Powerful V Episode Revolves Around Trust
V Season 1, Episode 3 Review "A Brand New Day"
After a bit of a letdown in pace last week, V is back to a crisp and powerful surge in "A Bright New Day" which is a strong episode with a confident push. Now that we are familiar with the characters "A Bright New Day" gives us a chance to appreciate their reactions in an atmosphere charged with paranoia, both warranted and invented.We also get much more than just glimpses into the Visitors' plans and strategy, and a clear picture is forming of who the players and pawns will be in the upcoming struggle. This settling of ranks is effective and compelling, even as we're just beginning to figure out the battlefields on which the war will be fought.
If the first two episodes of V demonstrated that you can't trust anyone, "A Bright New Day" offers a compelling counter-theme to that. It turns out that to have any chance against the Visitors the members of the budding resistance must relearn trust, as it becomes clear that only through what is referred to by several characters as "strength in numbers" can the Vs be defeated.
This is not an easy task in an environment filled with deception and misdirection, but by the end of the episode the first steps have been taken toward reforming the bonds of friendship and partnership which were shown to be so fragile in the first two episodes.

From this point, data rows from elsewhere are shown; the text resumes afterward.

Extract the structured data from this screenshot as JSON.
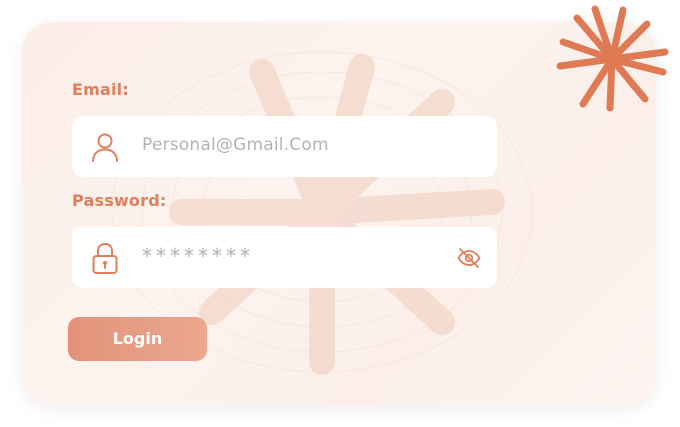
{
  "form": {
    "email_label": "Email:",
    "email_placeholder": "Personal@Gmail.Com",
    "password_label": "Password:",
    "password_value": "********",
    "login_label": "Login"
  },
  "icons": {
    "email": "user-icon",
    "password": "lock-icon",
    "toggle": "eye-slash-icon",
    "decor": "starburst-icon"
  },
  "colors": {
    "accent": "#e07f5c",
    "button": "#e6987f",
    "burst": "#e07a55",
    "card_bg": "#fbede7"
  }
}
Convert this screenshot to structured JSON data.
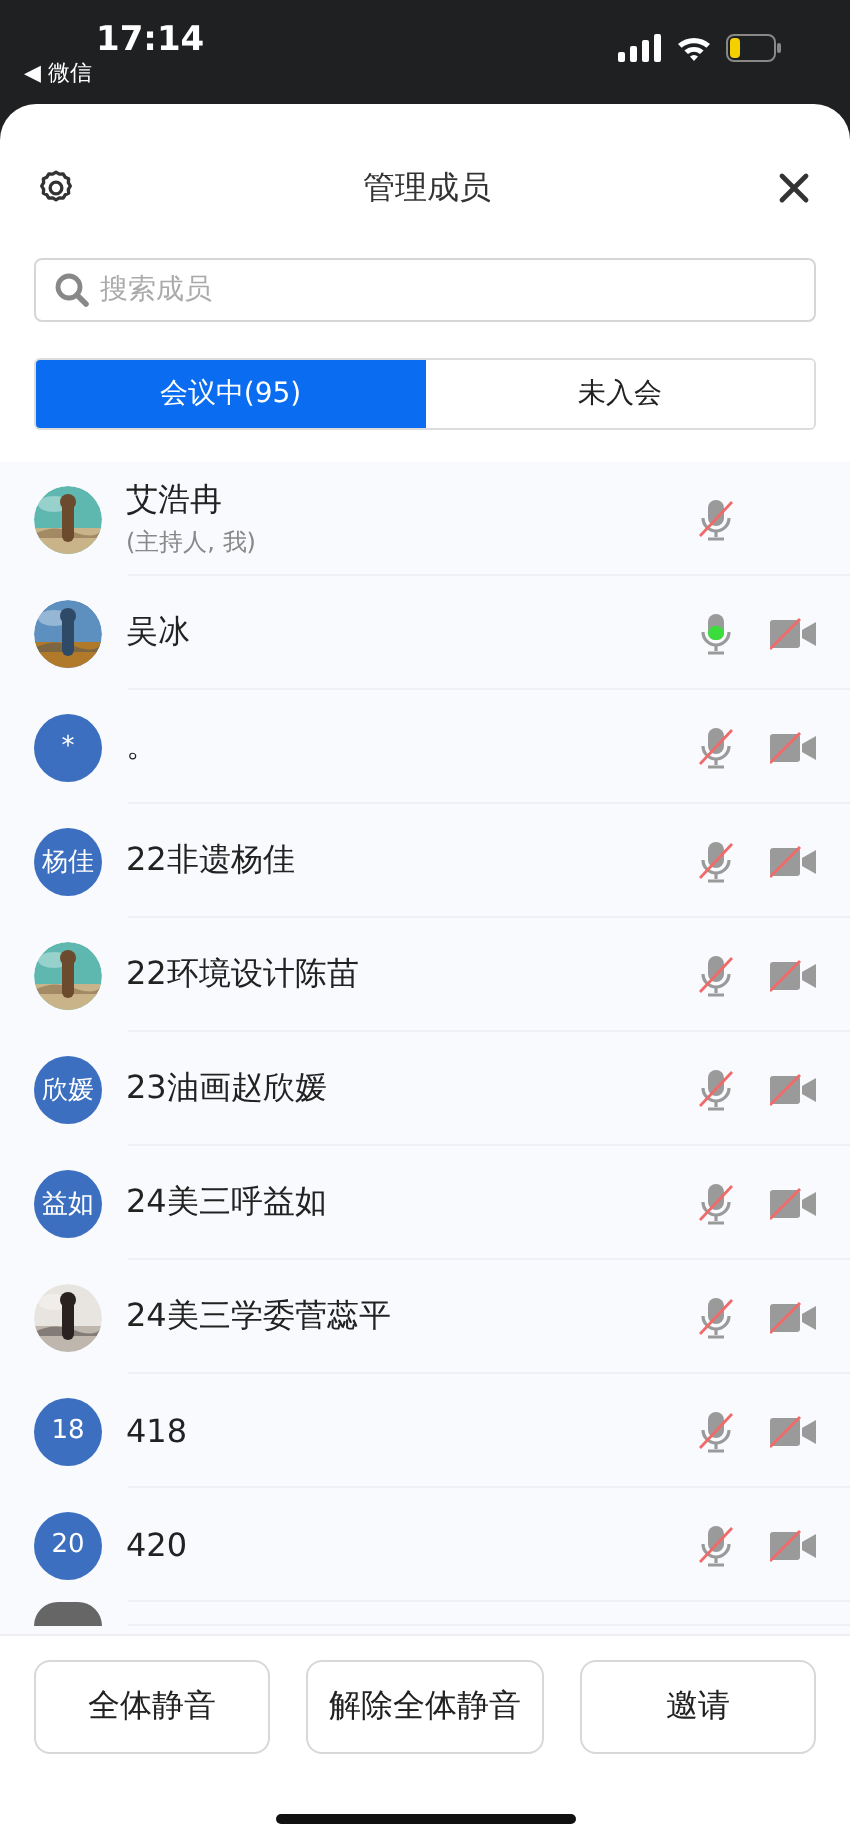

At the beginning of the episode the potential members of the resistance are fragmented and isolated. Father Jack Landry (Joel Gretsch) feels helpless listening to the confused confessions of his churchgoers. Georgie Sutton (David Richmond-Peck) is still haunted by the massacre in the warehouse. Both Erica Evans (Elizabeth Mitchell) and Ryan Nichols (Morris Chestnut) are actively engaged in the struggle, Erica by aiding in the protection of the Vs while spying on them and Ryan by attempting to recruit, but both are easy targets as individuals.